Rabu, 17 Juni 2026 | 15:32
NEWS

Kekejaman OPM di Yahukimo, Guru Perdamaian Tewas Diserang

Kekejaman OPM di Yahukimo, Guru Perdamaian Tewas Diserang
Korban kekejaman OPM tengah dievakuasi (Dok Puspen TNI)

ASKARA - Duka mendalam menyelimuti Tanah Papua, khususnya Kabupaten Yahukimo. Seorang guru muda yang penuh dedikasi, Rosalia Rerek Sogen, gugur dalam tugas pengabdiannya setelah menjadi korban penyerangan brutal oleh Kelompok Kriminal Bersenjata (KKB) OPM di Distrik Anggruk, Yahukimo, Papua Pegunungan, pada 21-22 Maret 2025.

Rosalia, alumnus Program Studi Matematika FKIP Universitas Nusa Cendana Kupang, dikenal sebagai pribadi sederhana, cerdas, dan berhati besar. Sejak 2021, ia mengabdikan diri sebagai guru di Distrik Anggruk, wilayah yang selama ini dikenal relatif aman. Berasal dari Larantuka, Nusa Tenggara Timur, langkah Rosalia ke pelosok Papua adalah panggilan hati, sebuah pilihan hidup untuk menjadi bagian dari perjuangan membangun masa depan anak-anak Papua.

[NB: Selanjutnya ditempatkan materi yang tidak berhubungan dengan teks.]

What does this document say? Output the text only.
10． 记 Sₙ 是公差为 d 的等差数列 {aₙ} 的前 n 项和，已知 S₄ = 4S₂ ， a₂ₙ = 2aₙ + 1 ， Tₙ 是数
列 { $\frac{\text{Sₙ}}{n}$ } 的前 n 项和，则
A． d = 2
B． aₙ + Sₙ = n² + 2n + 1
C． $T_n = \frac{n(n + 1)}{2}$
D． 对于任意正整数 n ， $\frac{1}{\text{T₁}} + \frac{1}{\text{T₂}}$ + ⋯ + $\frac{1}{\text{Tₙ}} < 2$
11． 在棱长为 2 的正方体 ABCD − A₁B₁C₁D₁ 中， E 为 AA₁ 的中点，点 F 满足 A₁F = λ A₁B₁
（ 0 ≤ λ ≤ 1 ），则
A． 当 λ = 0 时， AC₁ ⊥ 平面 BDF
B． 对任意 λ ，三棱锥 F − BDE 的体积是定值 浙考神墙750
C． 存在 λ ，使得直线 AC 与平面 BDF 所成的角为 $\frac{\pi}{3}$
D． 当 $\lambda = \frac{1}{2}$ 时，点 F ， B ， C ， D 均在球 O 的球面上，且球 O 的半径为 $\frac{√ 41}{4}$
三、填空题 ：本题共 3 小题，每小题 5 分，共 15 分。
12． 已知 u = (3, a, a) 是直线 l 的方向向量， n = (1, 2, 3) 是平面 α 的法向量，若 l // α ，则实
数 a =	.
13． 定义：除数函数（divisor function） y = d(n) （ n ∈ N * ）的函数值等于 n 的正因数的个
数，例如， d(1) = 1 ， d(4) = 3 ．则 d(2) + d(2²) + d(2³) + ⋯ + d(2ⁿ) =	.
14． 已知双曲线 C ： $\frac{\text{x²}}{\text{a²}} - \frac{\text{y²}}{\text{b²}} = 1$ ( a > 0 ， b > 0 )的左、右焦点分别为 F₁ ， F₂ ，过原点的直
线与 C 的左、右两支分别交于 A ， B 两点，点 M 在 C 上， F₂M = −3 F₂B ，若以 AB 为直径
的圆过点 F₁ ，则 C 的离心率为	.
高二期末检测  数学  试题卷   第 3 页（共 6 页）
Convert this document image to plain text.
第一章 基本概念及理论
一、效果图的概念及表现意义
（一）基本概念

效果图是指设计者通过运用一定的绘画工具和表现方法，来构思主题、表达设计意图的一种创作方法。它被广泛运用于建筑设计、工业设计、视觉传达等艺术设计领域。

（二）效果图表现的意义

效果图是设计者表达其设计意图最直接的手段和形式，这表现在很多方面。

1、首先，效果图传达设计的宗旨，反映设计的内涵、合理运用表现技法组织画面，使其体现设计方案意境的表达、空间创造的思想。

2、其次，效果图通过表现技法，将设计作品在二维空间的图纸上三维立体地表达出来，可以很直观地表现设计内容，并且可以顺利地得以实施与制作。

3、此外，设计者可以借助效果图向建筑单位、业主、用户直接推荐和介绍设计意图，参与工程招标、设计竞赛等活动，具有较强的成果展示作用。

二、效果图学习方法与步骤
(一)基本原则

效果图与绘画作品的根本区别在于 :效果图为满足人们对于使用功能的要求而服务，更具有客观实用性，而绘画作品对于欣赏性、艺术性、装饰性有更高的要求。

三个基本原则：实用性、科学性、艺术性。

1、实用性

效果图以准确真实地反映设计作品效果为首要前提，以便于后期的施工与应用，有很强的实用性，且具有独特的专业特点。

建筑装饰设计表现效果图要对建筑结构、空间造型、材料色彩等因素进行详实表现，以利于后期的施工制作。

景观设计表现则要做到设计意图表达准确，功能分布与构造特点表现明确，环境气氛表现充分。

Namun, pengabdiannya terhenti di ujung senjata. Penyerangan pertama terjadi pada 21 Maret 2025 sekitar pukul 16.00 WIT, dilakukan oleh sekitar 10 - 15 orang bersenjata. Esok paginya, 22 Maret 2025 pukul 07.00 WIT, serangan susulan kembali terjadi, melibatkan delapan orang pelaku. Dalam insiden kedua itu, Rosalia ditemukan telah meninggal dunia. Tiga rekan Rosalia mengalami luka berat, sementara tiga lainnya luka ringan.

Peristiwa ini mengguncang hati banyak pihak, terutama keluarga besar pendidikan dan kesehatan, juga TNI yang selama ini aktif membantu pembangunan Papua. Kepala Pusat Penerangan TNI, Mayjen TNI Kristomei Sianturi, menegaskan bahwa para guru dan tenaga kesehatan yang bertugas di Yahukimo adalah warga sipil murni yang tidak memiliki keterkaitan dengan aparat militer.

“Mereka adalah tenaga profesional, orang-orang baik yang memilih jalan sunyi untuk melayani masyarakat Papua di bidang pendidikan dan kesehatan. Mereka bukan bagian dari Satgas TNI. Mereka datang dengan hati, bukan dengan senjata,” ujar Mayjen Kristomei, Senin (7/7) di Mabes TNI Cilangkap, Jakarta Timur.

Pemerintah Daerah Yahukimo dan Yayasan Serafim turut menegaskan hal serupa. Mereka menyampaikan bahwa seluruh guru dan tenaga kesehatan yang ditempatkan di 33 distrik adalah hasil seleksi ketat, bertugas murni untuk melayani masyarakat, bukan bagian dari kegiatan militer.

Kehilangan Rosalia bukan sekadar kehilangan seorang guru. Ini adalah luka besar bagi upaya bersama membangun Papua. Penyerangan terhadap para pengajar dan tenaga kesehatan bukan hanya tindakan keji terhadap individu, tetapi juga kejahatan kemanusiaan yang mengancam masa depan generasi Papua.

Rosalia telah pergi, namun jejak ketulusannya tak akan pernah hilang. Namanya akan selalu dikenang sebagai simbol pengabdian tanpa batas. Di pelosok Anggruk, di antara lebatnya hutan dan terjalnya pegunungan Papua, kenangan tentang guru sederhana dari Larantuka ini akan terus hidup, seperti doa-doa yang tak pernah putus, berharap kelak tanah Papua benar-benar menjadi tempat damai bagi semua anaknya.